原作は個人的に“ナニワのエルロイ”、“ナニワのレナード”と呼んでいる黒川博行直木賞受賞作。センテンスは短く、セリフはおろか、それ以外も関西弁で書かれており、軽快でノリがよく、キャラクターの掛け合いで話を転がしていく文体が特徴。タランティーノが『パルプ・フィクション』をエルモア・レナード風に仕立て上げたように、この映画版の『破門』も、「文学を映画に移し替える」ということをしており、作品のテンションは結構似ている部分があっておもしろく観た。

自主規制が当たり前になった昨今のメジャー邦画では珍しく、タバコをスパスパ吸い、登場人物の8割くらいはヤクザ。長回しによる執拗なエグいバイオレンスもあり、これにおっぱいが出てればいうことないという感じ。

何よりもこの映画の最大の魅力はキャスティング。マーケティングを重視しつつ、関西出身で固め、北野武とは真反対の関西弁のみで奏でられる小気味良いセリフ回しで魅せていく。二宮役の横山裕はもちろん、イケイケヤクザの桑原はちょっとインテリ寄りに変更されるもキレたら豹変するという設定で、その変貌ぶりを佐々木蔵之助が見事に演じている。さらにしぶとく逃げ延びる小清水の橋爪功、その愛人に橋本まなみ、気が強い関西のねーちゃんっぽい北川景子、二宮を息子のように想う國村隼などほぼほぼ原作通りで感動。 さらに黒川博行もサプライズで出演している。

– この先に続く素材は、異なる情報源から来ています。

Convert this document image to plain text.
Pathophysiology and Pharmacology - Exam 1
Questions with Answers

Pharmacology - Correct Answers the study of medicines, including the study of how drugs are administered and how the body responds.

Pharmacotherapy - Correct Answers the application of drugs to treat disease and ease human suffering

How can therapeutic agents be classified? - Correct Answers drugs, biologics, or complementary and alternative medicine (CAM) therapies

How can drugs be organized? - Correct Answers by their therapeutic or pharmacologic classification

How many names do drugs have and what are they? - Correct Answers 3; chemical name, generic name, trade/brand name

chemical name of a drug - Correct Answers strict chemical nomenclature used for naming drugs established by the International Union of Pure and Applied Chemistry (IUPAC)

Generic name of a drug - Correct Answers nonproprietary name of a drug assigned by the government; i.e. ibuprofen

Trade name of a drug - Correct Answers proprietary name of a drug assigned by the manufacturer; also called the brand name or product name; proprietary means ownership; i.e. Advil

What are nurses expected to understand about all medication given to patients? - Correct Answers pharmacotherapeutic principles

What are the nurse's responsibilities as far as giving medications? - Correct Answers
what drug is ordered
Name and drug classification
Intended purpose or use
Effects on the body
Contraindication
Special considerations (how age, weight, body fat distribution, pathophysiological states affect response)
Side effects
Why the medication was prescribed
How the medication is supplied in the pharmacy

大阪でロケしてるわりに泥臭さがなく、スタイリッシュな感じに仕上がっていて、全体的に軽く、安っぽいのが残念極まりないし、原作から丸々シーンを抜くのではなく、ひとつのシーンから少しだけぶっこ抜いているので、まったく繋がってこないシーンもあって、話がわかりにくくなるのではないか?という懸念もなくはないが、元々小説自体が軽快なエンターテインメントだけに、その軽さやスピード感も含めて及第点はあげてもいいのではないだろうか。とはいえ、傑作でもないので、強くおすすめはしないけれど。